Hi, my name is Ashley Carnes and I’m the Director of Sales Strategy & Professional Development.
What were your biggest challenges when transitioning from a role in sales to a role in strategy and development?
The biggest challenge from a role in sales to a role in strategy really goes back to ensuring that theory and practice meet in the middle and that anything that we’re talking about isn’t just existing in a classroom or a board-meeting room or in an ivory tower, but that it’s practical for field application. There has to be a real-life dynamic by directional feed that’s propelling both teams to empower one another. I think making that leap was important to stay true to the roots of my background in sales and what it means to serve customers and continue to put the best product in front of customers and the best experience in front of customers, while still being able to take a step back and do head-down content development.
What trends have you seen in sales strategy these past few years?
There is a trend in automation and for a good reason. It’s efficient, you can do omnichannel, multiple touchpoints, build sales sequences, drop people in the sales queues, do video mass-marketing, use direct mail.
There are so many avenues for marketing automation that believe it or not what has become unique is the old-school eye-contact and a handshake and what’s fascinating about that is a lot of our both traditional competitors and new, emerging competitors is that that in it of itself has become the rarity, that so few people have the skillset anymore or the wherewithal, or the grit and discipline to just walk into a business and ask for a decision-maker or a business card or to shake someone’s hand or look them in the eye and have a conversation.
While there are a whole new multitudes of new trends, I would argue that it is in fact the old-school way of selling that in it of itself has become a unique selling trend.
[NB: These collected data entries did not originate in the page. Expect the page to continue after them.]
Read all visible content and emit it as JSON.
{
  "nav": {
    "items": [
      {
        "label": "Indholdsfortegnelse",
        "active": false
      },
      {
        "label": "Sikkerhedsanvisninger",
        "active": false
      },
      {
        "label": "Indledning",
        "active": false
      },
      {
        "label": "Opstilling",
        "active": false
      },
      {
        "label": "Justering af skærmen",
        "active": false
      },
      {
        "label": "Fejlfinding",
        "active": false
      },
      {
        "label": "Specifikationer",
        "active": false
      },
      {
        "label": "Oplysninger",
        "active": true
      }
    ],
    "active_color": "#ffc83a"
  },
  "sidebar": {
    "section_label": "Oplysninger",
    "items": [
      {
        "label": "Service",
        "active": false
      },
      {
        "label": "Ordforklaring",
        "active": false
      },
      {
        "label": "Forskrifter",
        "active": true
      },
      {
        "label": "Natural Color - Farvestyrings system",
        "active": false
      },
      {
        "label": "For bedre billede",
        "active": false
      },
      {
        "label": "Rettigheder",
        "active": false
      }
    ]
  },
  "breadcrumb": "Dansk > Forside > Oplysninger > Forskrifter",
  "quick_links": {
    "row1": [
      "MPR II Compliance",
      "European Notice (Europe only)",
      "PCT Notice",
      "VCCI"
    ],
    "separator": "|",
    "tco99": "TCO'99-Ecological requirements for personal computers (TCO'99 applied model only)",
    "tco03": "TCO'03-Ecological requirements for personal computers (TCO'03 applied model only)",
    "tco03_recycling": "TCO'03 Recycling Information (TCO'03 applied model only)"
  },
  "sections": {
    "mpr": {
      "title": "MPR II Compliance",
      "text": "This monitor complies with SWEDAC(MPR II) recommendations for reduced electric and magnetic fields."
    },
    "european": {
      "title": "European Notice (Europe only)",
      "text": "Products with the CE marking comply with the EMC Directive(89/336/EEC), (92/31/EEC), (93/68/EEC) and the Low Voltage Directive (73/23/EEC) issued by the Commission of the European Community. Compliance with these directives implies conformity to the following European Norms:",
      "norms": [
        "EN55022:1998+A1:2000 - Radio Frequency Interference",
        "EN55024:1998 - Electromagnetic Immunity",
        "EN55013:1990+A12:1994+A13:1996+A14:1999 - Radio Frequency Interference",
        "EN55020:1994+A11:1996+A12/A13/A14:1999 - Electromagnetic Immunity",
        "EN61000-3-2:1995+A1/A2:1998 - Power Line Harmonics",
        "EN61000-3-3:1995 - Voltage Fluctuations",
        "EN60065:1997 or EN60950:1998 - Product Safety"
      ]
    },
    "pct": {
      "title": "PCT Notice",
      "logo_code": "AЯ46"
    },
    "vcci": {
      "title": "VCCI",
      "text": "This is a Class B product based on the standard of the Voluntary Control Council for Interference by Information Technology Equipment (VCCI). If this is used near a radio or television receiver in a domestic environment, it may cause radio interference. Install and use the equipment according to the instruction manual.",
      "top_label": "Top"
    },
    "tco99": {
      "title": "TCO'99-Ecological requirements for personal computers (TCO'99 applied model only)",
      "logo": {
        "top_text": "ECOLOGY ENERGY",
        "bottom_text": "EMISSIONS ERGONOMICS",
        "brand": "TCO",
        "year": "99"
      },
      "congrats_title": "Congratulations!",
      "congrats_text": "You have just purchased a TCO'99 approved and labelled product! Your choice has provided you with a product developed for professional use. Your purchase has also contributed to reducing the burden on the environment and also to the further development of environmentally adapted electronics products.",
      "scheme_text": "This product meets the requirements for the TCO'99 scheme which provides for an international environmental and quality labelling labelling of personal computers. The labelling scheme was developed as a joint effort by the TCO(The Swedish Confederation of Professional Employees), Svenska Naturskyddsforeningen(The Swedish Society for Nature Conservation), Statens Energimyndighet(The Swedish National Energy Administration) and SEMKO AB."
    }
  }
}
That’s one of the most powerful tools in a salesperson’s arsenal is just that personalized and meaningful and intentional outreach and communication.
What do you think it means to be a leader?
What it means to be a leader in my opinion is having somebody at the helm of the ship willing and able to see beyond the individual and cast a large vision and get everyone to rise up and work together to their own best potential and that you collectively create something that’s better than any one individual can do by themselves. Somebody that can inspire, lead by example, be shoulder-to-shoulder with their people and find the greatest amount of satisfaction and success in lifting other people up more than anything they could have ever done by themselves.